Now, 10 months later, the first truck is being completed, Sinopoli is fielding a steady stream of calls from interested franchisees (“In the last 24 hours alone, I’ve had seven franchise requests,” he said) and people are visiting the GroceryNeighbour.com site to vote to bring one of the new trucks to their neighbourhood.
The idea is straightforward: a tractor-trailer converted to a grocery aisle. With an automated checkout system, shoppers simply enter through one end, pick up what they want, scan it with their phone and leave through the other end.
The selection obviously won’t compare to a traditional grocery store, but the prices will be competitive, said Sinopoli. What will make it a success is the ability to take grocery retail into the many neighbourhoods and communities underserved by existing grocery retailers.
Grocery Neighbour trucks won’t be parking on streets in downtown Toronto, he said. Instead they’re looking at neighbourhoods where grocery stores will be a 10 or 15 minute drive away. “There’s thousands of neighbourhoods across North America that fit that profile,” he said.
Canadian Grocer spoke to Sinopoli to learn more about his plans for Grocery Neighbour. Here are edited excerpts from the interview.
Product focus: “Our focus is going to be on fresh. We’re going to be local wherever we can,” he said. “I don’t know where to get a local avocado, so you can only be as local as you can be. But you’re going to find your breads, your cheeses, your meats, your produce. And then we’re gonna have a small section of traditional CPG, I don’t want to carry a ton but I also want to make sure we have what people want. The thing you’re not going to see likely is toilet paper, paper towel and detergent.”
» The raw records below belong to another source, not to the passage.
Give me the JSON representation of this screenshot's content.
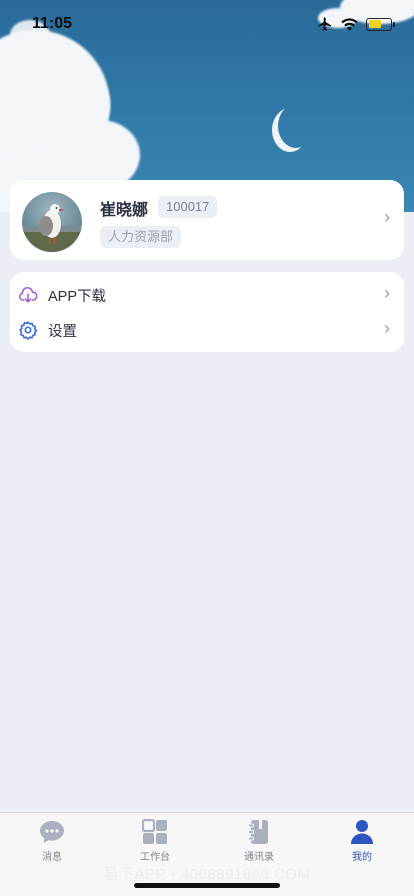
{
  "status_bar": {
    "time": "11:05"
  },
  "profile": {
    "name": "崔晓娜",
    "employee_id": "100017",
    "department": "人力资源部"
  },
  "menu": {
    "items": [
      {
        "label": "APP下载",
        "icon": "cloud-download-icon"
      },
      {
        "label": "设置",
        "icon": "gear-icon"
      }
    ]
  },
  "tabs": [
    {
      "label": "消息",
      "icon": "chat-bubble-icon"
    },
    {
      "label": "工作台",
      "icon": "grid-icon"
    },
    {
      "label": "通讯录",
      "icon": "address-book-icon"
    },
    {
      "label": "我的",
      "icon": "person-icon",
      "active": true
    }
  ],
  "watermark": "易下APP • 4008891800.COM",
  "colors": {
    "accent": "#2e55c4",
    "download_icon": "#a35bd8",
    "settings_icon": "#3f6fd8",
    "battery": "#f2d41c"
  }
}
Checkout: “You scan [products] with your phone,” he said. “You’re not interacting with the cashier or waiting in line. You’re doing it with your phone.” At Grocery Neighbour will be using a QR code-based system but they’re working on object recognition. “The next phase is you’ll just point your camera at the apple through object recognition and it’ll immediately identify it.”
Guarding against theft: There will be cameras in every store and because each customer is using the Grocery Neighbour checkout system they will be a registered user. “It’s not like there will be random people in the store. So we know who everybody is at any given moment, you can actually check the inventory, it does all the inventory in real time.”
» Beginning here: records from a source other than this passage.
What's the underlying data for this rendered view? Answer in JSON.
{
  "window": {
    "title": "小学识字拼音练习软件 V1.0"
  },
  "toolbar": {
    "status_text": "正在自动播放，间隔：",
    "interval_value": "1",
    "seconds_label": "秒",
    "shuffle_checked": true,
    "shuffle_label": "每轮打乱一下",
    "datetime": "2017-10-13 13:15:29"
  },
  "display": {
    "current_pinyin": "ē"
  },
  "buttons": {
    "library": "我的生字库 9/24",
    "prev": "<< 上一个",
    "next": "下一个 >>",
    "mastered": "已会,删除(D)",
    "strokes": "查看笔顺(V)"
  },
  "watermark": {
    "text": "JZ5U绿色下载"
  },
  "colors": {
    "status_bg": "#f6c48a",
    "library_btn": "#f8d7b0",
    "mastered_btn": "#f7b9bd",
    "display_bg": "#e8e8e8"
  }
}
How many trucks in the fleet? One right now– a “flagship store” that will be used to tour the country, raise awareness, test the model and iron out any wrinkles, said Sinopoli. “My personal five-year goal is 1,000,” he said. “For 2021, it’s about proving the model and perfecting it, our intentions are to have three stores in circulation by the end of 2021.”
Keeping Grocery Neighbour stocked: At first Grocery Neighbour is partnering with a distribution centre in Barrie, north of Toronto. But the plan will be to have mobile fulfillment, with trucks that take product to the mobile stores. “One unit can restock seven stores,’ said Sinopoli. “We’ll have a warehouse on wheels that will pick up from a DC once and then it will restock seven units.”
Becoming more than a novelty: “First and foremost, we’re not an ice cream shop, we’re not going to drive around aimlessly and hope that people wave us down,” said Sinopoli. “We created a voting system to get an understanding of all the people that actually like the idea, that they want it… we’re going to take that first unit around the country to visit the neighbourhoods that have said they want a Grocery Neighbour store, let them experience it, collect that data and then once we figure out if they liked the experience we then start deploying and dedicate them to neighbourhoods.”